オーストラリアに送った機械モデルでトラブル発生
担任教諭が冒頭、テレワークやリモート会議、小惑星探査機はやぶさ2など離れたところからコンピュータを活用する例や用語を紹介し、「今日の授業では、リモート操作を体感しながら学んでもらいます。」と語り授業が始まった。
教室前方のモニターには、オーストラリアのオフィスの映像が映し出されており、児童らと英語で「ハロー」と挨拶を交わす。そしてトラブルの様子が英語で語られ、同時に通訳が「問題がおきました。助けてください。」と感情豊かに続けると児童らの期待が高まる。レゴSPIKEプライムで作られた機械モデルは、ネットワンズシステムズの協力でシスコシステムズのオーストラリアのオフィスに実際に送付してあり、ライブ感があって演出も本格的だ。
機械モデルのプログラムは晴れている時に水をまく自動灌水機だ。カラーセンサーがついていて路面の色で湿り状況を判断、乾燥を検知するとスプリンクラーに見立てたホースを回転させるものだ。

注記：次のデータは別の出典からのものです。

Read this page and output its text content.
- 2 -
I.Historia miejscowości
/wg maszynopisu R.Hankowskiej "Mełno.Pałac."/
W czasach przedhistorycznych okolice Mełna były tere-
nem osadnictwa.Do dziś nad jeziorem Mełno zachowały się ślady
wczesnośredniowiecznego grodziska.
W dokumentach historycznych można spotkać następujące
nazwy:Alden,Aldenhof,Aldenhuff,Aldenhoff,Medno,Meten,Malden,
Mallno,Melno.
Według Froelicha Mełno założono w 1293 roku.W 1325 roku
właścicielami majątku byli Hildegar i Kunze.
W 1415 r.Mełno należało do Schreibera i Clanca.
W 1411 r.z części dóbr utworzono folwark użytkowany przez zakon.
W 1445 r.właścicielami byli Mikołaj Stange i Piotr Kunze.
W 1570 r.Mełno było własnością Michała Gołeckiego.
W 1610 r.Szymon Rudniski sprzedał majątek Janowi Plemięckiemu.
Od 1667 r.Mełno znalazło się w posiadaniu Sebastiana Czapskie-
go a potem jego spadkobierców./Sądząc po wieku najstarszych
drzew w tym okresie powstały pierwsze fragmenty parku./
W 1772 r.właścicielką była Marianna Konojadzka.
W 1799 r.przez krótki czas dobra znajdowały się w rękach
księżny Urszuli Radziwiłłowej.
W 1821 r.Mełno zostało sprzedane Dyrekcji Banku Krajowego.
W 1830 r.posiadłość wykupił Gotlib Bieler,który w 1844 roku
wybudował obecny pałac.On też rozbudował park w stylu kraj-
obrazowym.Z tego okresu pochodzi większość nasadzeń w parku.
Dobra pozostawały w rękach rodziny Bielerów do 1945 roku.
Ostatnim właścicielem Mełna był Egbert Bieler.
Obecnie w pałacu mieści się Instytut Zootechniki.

しかしスプリンクラーが止まらないという問題が発生したのだ。さらに水をまいた後すぐに雨が降り出すこともあるという説明だ。
児童らは思い通りに動かすための条件を試行錯誤
「なぜうまく動かなかったのか。動きを変えるにはどうすればいいのか。」という教諭の問いかけに「晴れの時は動かして、雨の時には止めたい」「曇りの時も止めた方がいいのかな」「雨が降って土の色が湿った色になったら何回転であっても止まるというプログラムにすればいい」など次々と児童からは意見が出てくる。教諭からは天気のデータをノルウェイの気象情報サイトからインターネットを通じて取得する方法、この時の取得条件に場所「Sydney」と指定する方法が説明された。
この情報と自分たちの考察をもとに児童らは数名のグループに分かれていよいよChromebookでプログラムの修正に取りかかった。集中した真剣な様子でプログラムの命令ブロックを試し、児童どうしで相談し試行錯誤を繰り返す。
リモート操作で修正プログラムを実行
修正作業を終えたグループの児童は、教室前方のモニター前に移動した。いよいよ、相模原市の教室にあるChromebookからオーストラリアにある Windows コンピュータのGoogleデスクトップと接続し、リモートで機械モデルのプログラムを修正し実行するのだ。モニターに映る機械モデルがゆっくりと意図した通りに動き始めると、少し緊張した様子で見守っていた児童らの笑顔がはじけた。
残り15分になったところで、修正に成功したグループの児童はプレゼンで自分たちのプログラムを解説。命令のブロックを指し示しながら「天気を調べる場所にSydneyと指定して『雨または雪ではない』という条件に合ったら機械モデルを回転させました。そうでない時にはモーターを停止しました。こうして晴れと曇りの時は動かすようにしました。」と説明する。悩んでいるグループには「これだと雨の時も反応しちゃうよ」「『または』と『ではない』をつかうといいよ」などアドバイスする様子も見られた。
コンピュータの活用で世界との距離が縮まる体験
授業の最後はモニターの前に児童全員が集まった。全グループの修正プログラムがオーストラリアで無事に動いたかどうか見届けるのだ。「スリーツーワンゴー」という掛け声のあと、モニターの中で機械モデルが無事に動き出す、教室は「わぁー」という児童らの大きな歓声につつまれ拍手が起こった。
教諭は「このようにコンピュータを使うと世界の距離がこんなにも縮まるということを体験してもらいました。身近にもこういったことがたくさん使われていますね。また今後、みんなはリモート技術を活用して様々な課題を解決してくれるのだろうなと期待しています。」と笑顔で結んだ。